If you see the output the first time, when add() function is used it adds the element and the size of the set is increased by one as shown when we execute the first print statement but the second time when we use add() method to add the very same element (sepoy) like the first time, when executing the print statement we see the same elements getting displayed with no increase in the size of the set which means that set does not any take duplicate values.
2. clear(): As the name suggest it removes all the elements from the set. It neither takes any parameter nor does it return any value. We simply just have to call the clear method and execute it. Let us look at an example:
Code:
firstset = {"Johnny", "Nilanjan", "Rupa"}
print("Before clear",firstset)
firstset.clear()
print("After clear",firstset)
Let us look at the output after executing the same code in the jupyter Notebook.
So, the above screenshot shows that before we had executed the clear method the list was printed with elements and then when we executed the clear() method all the elements were removed and we are left with an empty set.
3. copy(): This method is used to create a shallow copy of a set. The term shallow copy means that if you add new elements in the set or remove elements from the set, the original set does not change. It is the basic advantage of using the copy function. We will see an example to understand the shallow copy concept.
Code:
originalset = {"Johnny", "Nilanjan", "Rupa"}
copiedset = originalset.copy()
print("originalset:: ",originalset)
print("copiedset:: ",copiedset)
# modify the copiedset to check shallow copy feature
copiedset.add("Rocky")
print("originalset:: ",originalset)
print("copiedset:: ",copiedset)
Now let us check the output in Jupyter Notebook.
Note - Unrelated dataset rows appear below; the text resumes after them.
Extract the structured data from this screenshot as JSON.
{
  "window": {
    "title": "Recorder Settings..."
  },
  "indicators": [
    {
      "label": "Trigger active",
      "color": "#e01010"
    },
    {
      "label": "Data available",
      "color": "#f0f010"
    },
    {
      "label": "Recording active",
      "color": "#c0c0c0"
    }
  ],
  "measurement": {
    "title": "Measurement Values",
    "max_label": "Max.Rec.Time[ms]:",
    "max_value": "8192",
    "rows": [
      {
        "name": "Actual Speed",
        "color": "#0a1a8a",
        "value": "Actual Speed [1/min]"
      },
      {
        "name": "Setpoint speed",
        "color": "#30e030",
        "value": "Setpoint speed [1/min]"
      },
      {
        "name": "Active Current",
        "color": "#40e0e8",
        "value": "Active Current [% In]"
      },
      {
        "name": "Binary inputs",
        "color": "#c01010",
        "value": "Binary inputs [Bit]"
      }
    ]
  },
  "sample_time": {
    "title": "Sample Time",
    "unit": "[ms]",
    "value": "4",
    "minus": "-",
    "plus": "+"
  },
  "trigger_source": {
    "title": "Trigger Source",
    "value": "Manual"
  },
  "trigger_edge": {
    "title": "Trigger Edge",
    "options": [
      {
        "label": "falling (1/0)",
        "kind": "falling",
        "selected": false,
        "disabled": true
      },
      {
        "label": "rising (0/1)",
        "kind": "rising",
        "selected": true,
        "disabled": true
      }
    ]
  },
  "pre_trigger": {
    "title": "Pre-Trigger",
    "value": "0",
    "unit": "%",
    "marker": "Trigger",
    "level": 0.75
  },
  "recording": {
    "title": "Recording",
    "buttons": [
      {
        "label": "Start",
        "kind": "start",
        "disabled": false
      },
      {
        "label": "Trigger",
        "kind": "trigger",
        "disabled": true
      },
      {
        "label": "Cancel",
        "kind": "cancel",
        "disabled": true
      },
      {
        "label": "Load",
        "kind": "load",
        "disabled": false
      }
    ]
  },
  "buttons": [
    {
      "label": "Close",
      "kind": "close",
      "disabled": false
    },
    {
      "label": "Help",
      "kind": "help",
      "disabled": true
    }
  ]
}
As you can see that when we used to add function to add a new element in the copied set, the copied set got modified but the original set still remained the same.
4. difference(): This is a very important function inset. This function returns a set which is the difference between two sets. Keep in mind that here difference does not mean subtraction because here it is the difference between the number of elements in two sets and not the values of elements. Here for example set A1 – set A2 means it returns a set with elements present in A1 but not in A2 and vice versa in case of set A2 – set A1 (present in A2 but not in A1). The same will be explained below with the help of an example.
Code:
A1= {24, 35, 34, 45}
A2= {24, 56, 35, 46}
print(A1.difference(A2))
print(A2.difference(A1))
Now let us look at the output provided in the screenshot below.
Now, in the above screenshot if you look carefully there is a difference between the first and second results. In the first result, it is shown the elements which are in A but not in B whereas in the second result it is shown elements present in B but not in A.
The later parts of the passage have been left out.